Arithmetic Mean is the sum of all observations divided by the number of observations; it represents the central tendency and is the most commonly used measure in statistical analysis.
## Core concept
The arithmetic mean (or average) is a single value that represents the entire dataset. It is calculated by summing all values and dividing by the count of observations.
Simple Arithmetic Mean (ungrouped data): $$\bar{X} = \frac{\sum X}{n}$$
where: - $\sum X$ = sum of all observations - $n$ = number of observations
For grouped data (frequency distribution): $$\bar{X} = \frac{\sum fX}{\sum f}$$
where: - $f$ = frequency of each class - $X$ = mid-point of each class (or actual value) - $\sum f$ = total frequency
## Formula / rule
### Step-by-step calculation for ungrouped data
- List all observations
- Add them together ($\sum X$)
- Count total observations ($n$)
- Divide sum by count
### Step-by-step calculation for grouped data
- Find mid-point of each class: $\text{Mid-point} = \frac{\text{Lower limit} + \text{Upper limit}}{2}$
- Multiply each mid-point by its frequency ($fX$)
- Sum all ($fX$) values
- Sum all frequencies ($\sum f$)
- Divide $\sum fX$ by $\sum f$
### Key properties
- Sum of deviations from mean equals zero: $\sum(X - \bar{X}) = 0$
- Mean is affected by extreme values (outliers)

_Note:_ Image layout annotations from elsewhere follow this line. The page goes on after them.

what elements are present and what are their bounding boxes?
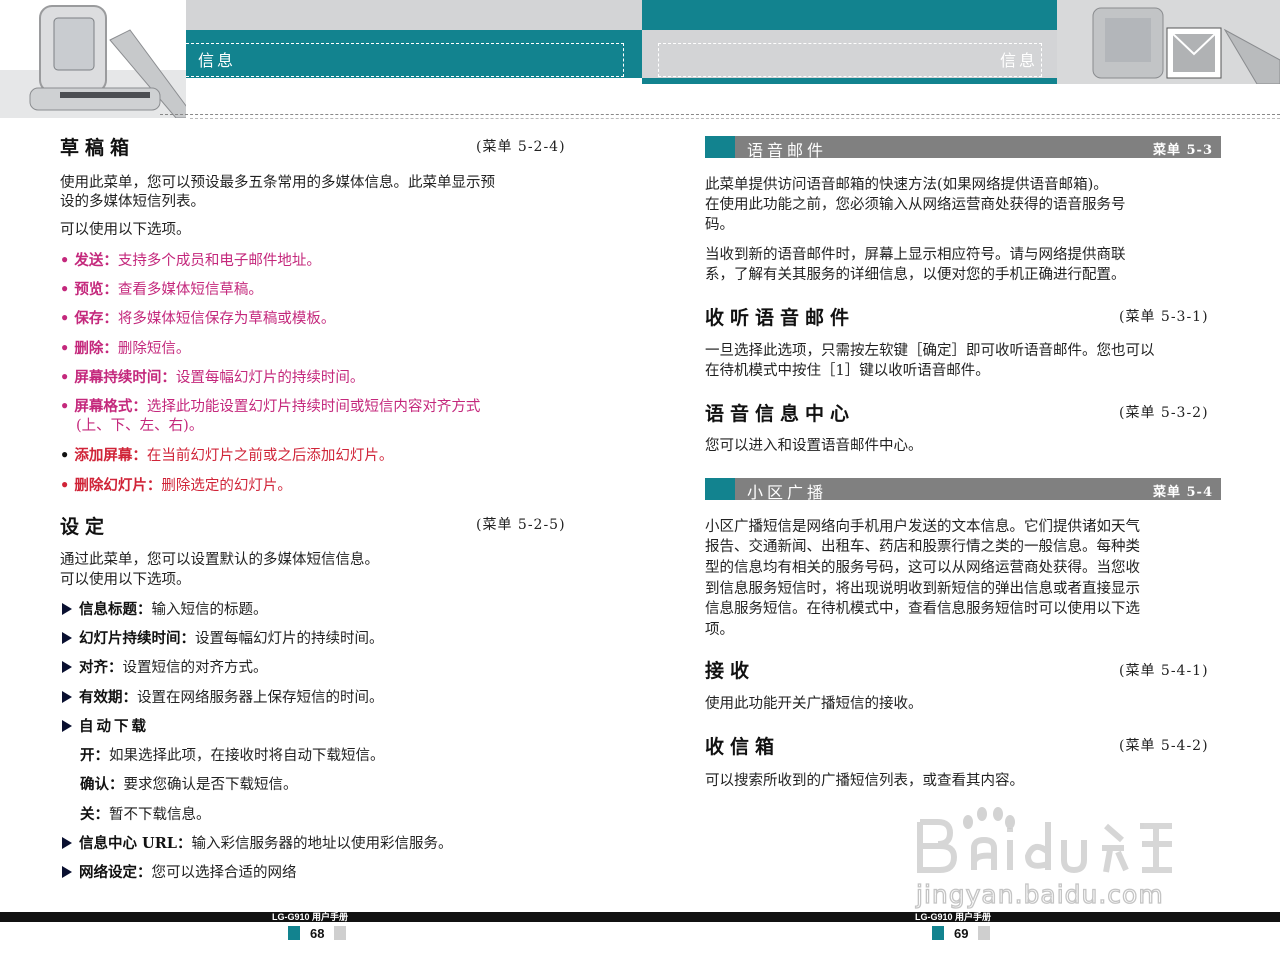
section-bar-menu-code: 菜单 5-3 [1152, 143, 1213, 158]
header-dashed-rule [160, 114, 1280, 115]
voicemail-line3: 码。 [705, 217, 734, 233]
voice-center-line: 您可以进入和设置语音邮件中心。 [705, 438, 923, 454]
header-band-grey-left [186, 0, 642, 30]
header-dashed-rule-2 [190, 118, 1280, 119]
auto-download-confirm: 确认：要求您确认是否下载短信。 [80, 776, 298, 793]
listen-line1: 一旦选择此选项，只需按左软键［确定］即可收听语音邮件。您也可以 [705, 343, 1155, 359]
arrow-bullet-icon [62, 837, 72, 849]
footer-manual-left: LG-G910 用户手册 [272, 912, 349, 922]
menu-code-inbox: (菜单 5-4-2) [1119, 738, 1209, 754]
drafts-intro-line1: 使用此菜单，您可以预设最多五条常用的多媒体信息。此菜单显示预 [60, 175, 495, 191]
listen-line2: 在待机模式中按住［1］键以收听语音邮件。 [705, 363, 990, 379]
arrow-bullet-icon [62, 866, 72, 878]
section-bar-title: 小区广播 [747, 483, 828, 502]
section-bar-voicemail: 语音邮件 菜单 5-3 [705, 136, 1221, 160]
drafts-option-screen-format-cont: (上、下、左、右)。 [76, 418, 204, 434]
cb-line6: 项。 [705, 622, 734, 638]
section-bar-accent [705, 136, 735, 158]
page-number-left: 68 [310, 926, 325, 941]
footer-bar [0, 912, 1280, 922]
baidu-jingyan-watermark: jingyan.baidu.com [910, 800, 1210, 915]
section-bar-accent [705, 478, 735, 500]
section-title-inbox: 收信箱 [705, 736, 781, 758]
cb-line1: 小区广播短信是网络向手机用户发送的文本信息。它们提供诸如天气 [705, 519, 1140, 535]
header-title-left: 信息 [198, 51, 237, 70]
menu-code-settings: (菜单 5-2-5) [476, 517, 566, 533]
section-title-listen: 收听语音邮件 [705, 307, 856, 329]
auto-download-off: 关：暂不下载信息。 [80, 806, 211, 823]
page-marker-teal-left [288, 926, 300, 940]
inbox-line: 可以搜索所收到的广播短信列表，或查看其内容。 [705, 773, 1024, 789]
drafts-option-add-screen: • 添加屏幕：在当前幻灯片之前或之后添加幻灯片。 [60, 447, 394, 464]
drafts-option-screen-duration: • 屏幕持续时间：设置每幅幻灯片的持续时间。 [60, 369, 365, 386]
settings-item-slide-duration: 幻灯片持续时间：设置每幅幻灯片的持续时间。 [62, 628, 384, 650]
header-band-teal-right [642, 0, 1057, 30]
settings-item-validity: 有效期：设置在网络服务器上保存短信的时间。 [62, 687, 384, 709]
menu-code-drafts: (菜单 5-2-4) [476, 139, 566, 155]
header-dashed-frame-right [658, 43, 1042, 77]
drafts-option-delete: • 删除：删除短信。 [60, 340, 191, 357]
section-bar-menu-code: 菜单 5-4 [1152, 485, 1213, 500]
drafts-option-screen-format: • 屏幕格式：选择此功能设置幻灯片持续时间或短信内容对齐方式 [60, 398, 481, 415]
section-bar-title: 语音邮件 [747, 141, 828, 160]
settings-item-auto-download: 自动下载 [62, 716, 149, 738]
cb-line4: 到信息服务短信时，将出现说明收到新短信的弹出信息或者直接显示 [705, 581, 1140, 597]
voicemail-line5: 系，了解有关其服务的详细信息，以便对您的手机正确进行配置。 [705, 267, 1126, 283]
watermark-url-text: jingyan.baidu.com [915, 880, 1164, 909]
footer-manual-right: LG-G910 用户手册 [915, 912, 992, 922]
drafts-option-delete-slide: • 删除幻灯片：删除选定的幻灯片。 [60, 477, 292, 494]
drafts-option-send: • 发送：支持多个成员和电子邮件地址。 [60, 252, 321, 269]
drafts-intro-line2: 设的多媒体短信列表。 [60, 194, 205, 210]
phone-image-left [0, 0, 196, 119]
section-title-drafts: 草稿箱 [60, 137, 136, 159]
arrow-bullet-icon [62, 603, 72, 615]
page-marker-grey-right [978, 926, 990, 940]
arrow-bullet-icon [62, 661, 72, 673]
arrow-bullet-icon [62, 720, 72, 732]
drafts-option-save: • 保存：将多媒体短信保存为草稿或模板。 [60, 310, 336, 327]
voicemail-line2: 在使用此功能之前，您必须输入从网络运营商处获得的语音服务号 [705, 197, 1126, 213]
arrow-bullet-icon [62, 691, 72, 703]
settings-item-message-title: 信息标题：输入短信的标题。 [62, 599, 268, 621]
settings-intro-line2: 可以使用以下选项。 [60, 572, 191, 588]
arrow-bullet-icon [62, 632, 72, 644]
menu-code-listen: (菜单 5-3-1) [1119, 309, 1209, 325]
drafts-option-preview: • 预览：查看多媒体短信草稿。 [60, 281, 263, 298]
header-title-right: 信息 [1000, 51, 1039, 70]
page-marker-grey-left [334, 926, 346, 940]
page-marker-teal-right [932, 926, 944, 940]
auto-download-on: 开：如果选择此项，在接收时将自动下载短信。 [80, 747, 385, 764]
header-underline-right [642, 78, 1057, 84]
settings-item-network: 网络设定：您可以选择合适的网络 [62, 862, 297, 884]
settings-item-center-url: 信息中心 URL：输入彩信服务器的地址以使用彩信服务。 [62, 833, 452, 855]
receive-line: 使用此功能开关广播短信的接收。 [705, 696, 923, 712]
header-dashed-frame-left [186, 43, 624, 77]
voicemail-line4: 当收到新的语音邮件时，屏幕上显示相应符号。请与网络提供商联 [705, 247, 1126, 263]
settings-item-alignment: 对齐：设置短信的对齐方式。 [62, 657, 268, 679]
phone-message-image-right [1057, 0, 1280, 85]
page-number-right: 69 [954, 926, 969, 941]
drafts-options-intro: 可以使用以下选项。 [60, 222, 191, 238]
cb-line3: 型的信息均有相关的服务号码，这可以从网络运营商处获得。当您收 [705, 560, 1140, 576]
menu-code-receive: (菜单 5-4-1) [1119, 663, 1209, 679]
section-title-settings: 设定 [60, 516, 111, 538]
cb-line5: 信息服务短信。在待机模式中，查看信息服务短信时可以使用以下选 [705, 601, 1140, 617]
settings-intro-line1: 通过此菜单，您可以设置默认的多媒体短信信息。 [60, 552, 379, 568]
section-bar-cell-broadcast: 小区广播 菜单 5-4 [705, 478, 1221, 502]
voicemail-line1: 此菜单提供访问语音邮箱的快速方法(如果网络提供语音邮箱)。 [705, 177, 1108, 193]
menu-code-voice-center: (菜单 5-3-2) [1119, 405, 1209, 421]
section-title-voice-center: 语音信息中心 [705, 403, 856, 425]
section-title-receive: 接收 [705, 660, 756, 682]
cb-line2: 报告、交通新闻、出租车、药店和股票行情之类的一般信息。每种类 [705, 539, 1140, 555]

- Mean is always unique for a dataset
- Shift in origin: If $Y = X + a$, then $\bar{Y} = \bar{X} + a$
- Change in scale: If $Y = bX$, then $\bar{Y} = b\bar{X}$
## Common exam applications
Example 1 (Ungrouped data):
The marks of 5 students are: 45, 52, 48, 55, 60
$$\bar{X} = \frac{45 + 52 + 48 + 55 + 60}{5} = \frac{260}{5} = 52$$
Example 2 (Grouped data):
| Class | Frequency | |-------|-----------| | 0–10 | 5 | | 10–20 | 8 | | 20–30 | 12 | | 30–40 | 10 |
Mid-points: 5, 15, 25, 35
$$\bar{X} = \frac{(5 \times 5) + (15 \times 8) + (25 \times 12) + (35 \times 10)}{5 + 8 + 12 + 10}$$
$$= \frac{25 + 120 + 300 + 350}{35} = \frac{795}{35} = 22.71$$
Use in exams: - Comparing datasets by their average performance - Finding missing values when mean is given - Calculating combined mean of multiple groups (leads to Combined Mean topic) - Basis for weighted mean calculations
## Common mistakes
- Confusing mid-point with class width: Mid-point = (L + U)/2, not the width
- Forgetting to multiply by frequency: In grouped data, always use $fX$, not just $X$
- Summing frequencies incorrectly: Ensure $\sum f$ equals total number of observations
- Treating mean as always appropriate: Mean is distorted by extreme outliers; median may be better for skewed data
- Not using step-deviation method: For large mid-points, use $\bar{X} = A + \frac{\sum fd'}{N} \times h$ (where $d'$ are coded deviations and $h$ is class width) to reduce calculation errors
## Distinction from related measures
| Measure | Best for | |---------|----------| | Mean | Normal distributions, no extreme outliers | | Median | Skewed data, ordinal data | | Mode | Categorical data, most frequent value | | Weighted Mean | When observations have different importance |
The arithmetic mean forms the foundation for variance, standard deviation, and correlation calculations in statistics.